Salvat-Papasseit was the first popularizer of the proletarian avant-garde. From a working-class family, he collaborated at a young age in the anarchist press. Without formal studies, his education was self-taught. He read Nietzsche, Gorky, and Margalit, which inspired the revolutionary content of his books.

Key Works:

  • “Backbone”: Marks the evolution of poetic avant-garde in Catalonia, contrasting with Noucentisme.
  • “Poems on Hertz Waves” and “Irradiador Port and the Gulls”: These books are the most avant-garde, containing elements of Cubism (calligrams) and Futurism (exaltation of the machine, aggression, different fonts).
  • “Feat of the Stars”: Mythologizes everyday life.
  • “Poem of the Pink Lips”: Evokes the calm and harmony of life, completing the conception of life as a miracle.
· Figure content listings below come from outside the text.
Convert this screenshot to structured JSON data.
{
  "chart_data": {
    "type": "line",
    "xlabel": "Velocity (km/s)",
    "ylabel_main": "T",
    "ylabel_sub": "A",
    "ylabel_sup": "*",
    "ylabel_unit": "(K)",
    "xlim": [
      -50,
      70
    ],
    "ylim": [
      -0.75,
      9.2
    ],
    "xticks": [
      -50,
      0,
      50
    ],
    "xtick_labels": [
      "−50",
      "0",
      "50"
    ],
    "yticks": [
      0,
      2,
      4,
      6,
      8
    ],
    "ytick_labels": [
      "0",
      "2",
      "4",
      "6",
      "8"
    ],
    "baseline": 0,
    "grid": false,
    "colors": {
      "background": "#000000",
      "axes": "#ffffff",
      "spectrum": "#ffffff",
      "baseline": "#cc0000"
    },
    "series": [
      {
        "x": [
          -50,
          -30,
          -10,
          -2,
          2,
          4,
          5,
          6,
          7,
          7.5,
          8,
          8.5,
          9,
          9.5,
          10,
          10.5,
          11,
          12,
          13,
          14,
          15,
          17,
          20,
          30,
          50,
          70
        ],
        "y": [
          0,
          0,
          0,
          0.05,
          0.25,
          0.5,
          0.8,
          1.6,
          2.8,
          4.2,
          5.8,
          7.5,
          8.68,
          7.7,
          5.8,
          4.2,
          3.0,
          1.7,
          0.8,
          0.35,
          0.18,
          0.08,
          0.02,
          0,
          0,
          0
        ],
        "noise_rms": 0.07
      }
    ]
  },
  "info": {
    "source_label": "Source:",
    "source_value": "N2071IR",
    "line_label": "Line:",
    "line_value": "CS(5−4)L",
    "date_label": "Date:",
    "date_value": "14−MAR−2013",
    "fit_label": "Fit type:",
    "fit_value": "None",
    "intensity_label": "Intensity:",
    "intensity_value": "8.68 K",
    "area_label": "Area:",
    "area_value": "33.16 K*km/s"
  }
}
The poem sings of love reduced to the act itself, expressed simply and freely.

Second Avant-Garde (1925-1936): Dada and Surrealism

This avant-garde was influenced by Dada and Surrealism. During this period, it became a genuine cultural agitation movement, formed by Salvador Dalí, Luis Montanyà, and Sebastian Gasch. The group headed by Salvador Dalí is particularly noteworthy. Their Yellow Manifesto acted as a shock to Catalan intellectual life, promoting a campaign of subversion and dissemination of new art forms. One of the main channels was the magazine “The Friend of the Arts,” directed by J.V. Foix. This magazine became a solid platform for the artistic avant-garde, which included Federico Garcia Lorca. The most important manifestation of this group was “Clear Yellow,” a yellow sheet attacking Noucentista ideas.

Avant-Gardism in Valencia

The Yellow Manifesto also had repercussions in the Valencian Country. The magazine reproduced key points, and shortly after, the Valencian poet Carles Salvador published two articles in this journal entitled “Jazz” and “Machine and Poetry,” causing controversy among Valencian writers. Two camps formed: one promoting the literary tradition of Valencia and the other defending the avant-garde (Carles Salvador, Maximiliano Thous). The first group argued that the avant-garde was an elitist, reactionary literature, while the avant-garde supporters defended the need to renew and update the Valencian literary scene. Carles Salvador’s works “To Major in Red,” “Compass Rose,” and “The Kiss on the Lips” reveal the influence of the Catalan avant-garde, particularly Joan Salvat-Papasseit, in breaking with graphic verse and constructing images and motifs related to the introduction of the Machine.

Josep Vicent Foix

Foix was a key figure in spreading the artistic avant-garde. His narrative prose writing attempted to reproduce the influence of free dreams. In “Gertrude” and “Krtu,” elements of intuition, not rational reality, influenced by Surrealism, appear. Later, he evolved into an aesthetic that moved away from the avant-garde without abandoning the spirit of modern research. The war brought silence and collaborations with the postwar “Friends of Poetry.” “Sol and Mourning” (1947) is Foix’s first book of poetry, containing 70 sonnets written in a style that blends modern and medieval language, taking as its model the poets of the Middle Ages, with the avant-garde. It contains classical themes such as reflection on the difficulty of knowing individual identity, the conflict between the new and the old, the instant and eternity. “Unreal the Omegas” consists of 13 poems headed by a long title, playing with a dreamy atmosphere with precise images and personal anecdotes: anxiety, confusion, exaltation of self, and collective reflections on the moral defeat during and after the Spanish Civil War.